The 16,000 delegates to the IMF/World Bank meetings in Dubai last week could hardly have failed to notice the Dubai International Financial Centre and its aim to become a world class capital market. From the moment they got on the plane, they would have seen the TV commercial produced by RSA, the production company of Ridley Scott, director of Gladiator and other major feature films.

Then, as they entered the Dubai International Airport, they would have noticed the DIFC's branding and messaging. On the way to the hotel, they could not have missed DIFC's branded light boxes, illuminating the Garhoud Bridge and Sheikh Zayed road.

As they awoke on the Monday morning, they would have seen the four page 'wrapper' around Gulf News and Khaleej Times, explaining the rationale and goals of the DIFC. In the Financial Times and Economist worldwide, they would have noticed the full page colour ads, with the DIFC's 'Gate' building juxtaposed with the backgrounds of London, New York and Hong Kong.
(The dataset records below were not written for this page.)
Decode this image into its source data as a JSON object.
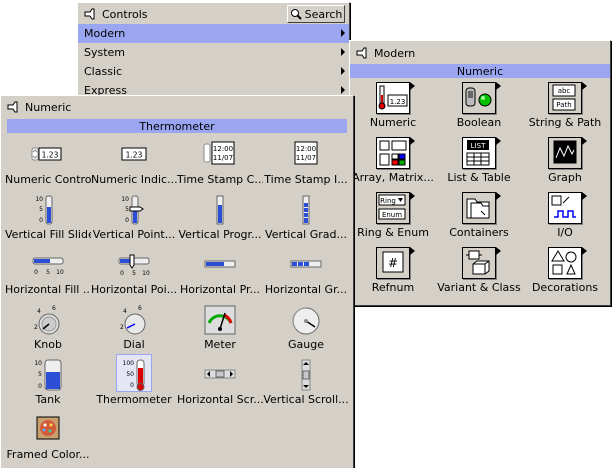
{
  "controls_window": {
    "title": "Controls",
    "search_label": "Search",
    "menu": [
      {
        "label": "Modern",
        "selected": true
      },
      {
        "label": "System",
        "selected": false
      },
      {
        "label": "Classic",
        "selected": false
      },
      {
        "label": "Express",
        "selected": false
      }
    ]
  },
  "modern_window": {
    "title": "Modern",
    "section": "Numeric",
    "items": [
      {
        "label": "Numeric",
        "icon": "thermometer-numeric-icon"
      },
      {
        "label": "Boolean",
        "icon": "boolean-switch-led-icon"
      },
      {
        "label": "String & Path",
        "icon": "string-path-icon"
      },
      {
        "label": "Array, Matrix...",
        "icon": "array-matrix-icon"
      },
      {
        "label": "List & Table",
        "icon": "list-table-icon"
      },
      {
        "label": "Graph",
        "icon": "graph-icon"
      },
      {
        "label": "Ring & Enum",
        "icon": "ring-enum-icon"
      },
      {
        "label": "Containers",
        "icon": "containers-icon"
      },
      {
        "label": "I/O",
        "icon": "io-icon"
      },
      {
        "label": "Refnum",
        "icon": "refnum-icon"
      },
      {
        "label": "Variant & Class",
        "icon": "variant-class-icon"
      },
      {
        "label": "Decorations",
        "icon": "decorations-icon"
      }
    ]
  },
  "numeric_window": {
    "title": "Numeric",
    "section": "Thermometer",
    "items": [
      {
        "label": "Numeric Control",
        "icon": "numeric-control-icon"
      },
      {
        "label": "Numeric Indic...",
        "icon": "numeric-indicator-icon"
      },
      {
        "label": "Time Stamp C...",
        "icon": "time-stamp-control-icon"
      },
      {
        "label": "Time Stamp I...",
        "icon": "time-stamp-indicator-icon"
      },
      {
        "label": "Vertical Fill Slide",
        "icon": "vertical-fill-slide-icon"
      },
      {
        "label": "Vertical Point...",
        "icon": "vertical-pointer-slide-icon"
      },
      {
        "label": "Vertical Progr...",
        "icon": "vertical-progress-bar-icon"
      },
      {
        "label": "Vertical Grad...",
        "icon": "vertical-graduated-bar-icon"
      },
      {
        "label": "Horizontal Fill ...",
        "icon": "horizontal-fill-slide-icon"
      },
      {
        "label": "Horizontal Poi...",
        "icon": "horizontal-pointer-slide-icon"
      },
      {
        "label": "Horizontal Pr...",
        "icon": "horizontal-progress-bar-icon"
      },
      {
        "label": "Horizontal Gr...",
        "icon": "horizontal-graduated-bar-icon"
      },
      {
        "label": "Knob",
        "icon": "knob-icon"
      },
      {
        "label": "Dial",
        "icon": "dial-icon"
      },
      {
        "label": "Meter",
        "icon": "meter-icon"
      },
      {
        "label": "Gauge",
        "icon": "gauge-icon"
      },
      {
        "label": "Tank",
        "icon": "tank-icon"
      },
      {
        "label": "Thermometer",
        "icon": "thermometer-icon",
        "selected": true
      },
      {
        "label": "Horizontal Scr...",
        "icon": "horizontal-scrollbar-icon"
      },
      {
        "label": "Vertical Scroll...",
        "icon": "vertical-scrollbar-icon"
      },
      {
        "label": "Framed Color...",
        "icon": "framed-color-box-icon"
      }
    ],
    "icon_text": {
      "numeric_value": "1.23",
      "time_line1": "12:00",
      "time_line2": "11/07",
      "scale_10": "10",
      "scale_5": "5",
      "scale_0": "0",
      "tank_100": "100",
      "tank_50": "50",
      "tank_0": "0",
      "knob_2": "2",
      "knob_4": "4",
      "knob_6": "6"
    }
  },
  "modern_icon_text": {
    "numeric_value": "1.23",
    "string_abc": "abc",
    "string_path": "Path",
    "list_label": "LIST",
    "ring_label": "Ring",
    "enum_label": "Enum",
    "refnum_hash": "#"
  }
}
Dubai 2003 coincided with the stepping up of an intensive marketing programme to introduce the DIFC to prospective licence applicants. Over the four days of Dubai 2003, the DIFC hosted no fewer than 20 events for over 500 delegates to the IMF/World Bank meetings.

In addition, Sheikh Mohammed gave the keynote address to a meeting of the Institute of International Finance at the Jumeirah Beach Hotel, in which he invited heads of financial institutions to consider establishing a presence in the DIFC. Sheikh Mohammed also hosted a private DIFC dinner in the Zabeel Palace for leading bankers and finance ministers on Tuesday 23. Special guests included James D Wolfensohn, president of The World Bank, and Horst K÷hler, managing director of the International Monetary Fund.

"All this activity was designed to achieve a number of clearly defined objectives. In particular, we wanted to demonstrate to the top 100 global financial institutions not only the rationale of the DIFC but also the progress achieved over a very short time in realising the vision articulated for the project," says Geoff Rapp, manager of corporate communications for DIFC.

"We also wanted to showcase the professionalism and quality of the team, which has been assembled to lead the project, as well as the very high standards of regulation that are being applied to participants in the DIFC. Although large and complex, the fundamental message that we have wished to convey about the DIFC is a very simple one: the DIFC is the regional location of choice for global financial institutions, comparable in quality to New York, London and Hong Kong."

Rapp believes none of the delegates to the IMF and World Bank meetings could be left with any doubt that the DIFC is more than just an idea. "In every sense, we have prepared the ground," he says.
"The DIFC marketing effort will now be concentrated on converting high levels of interest in the project into actual applications for licences to operate in the centre. We expect to be announcing the first licensees shortly."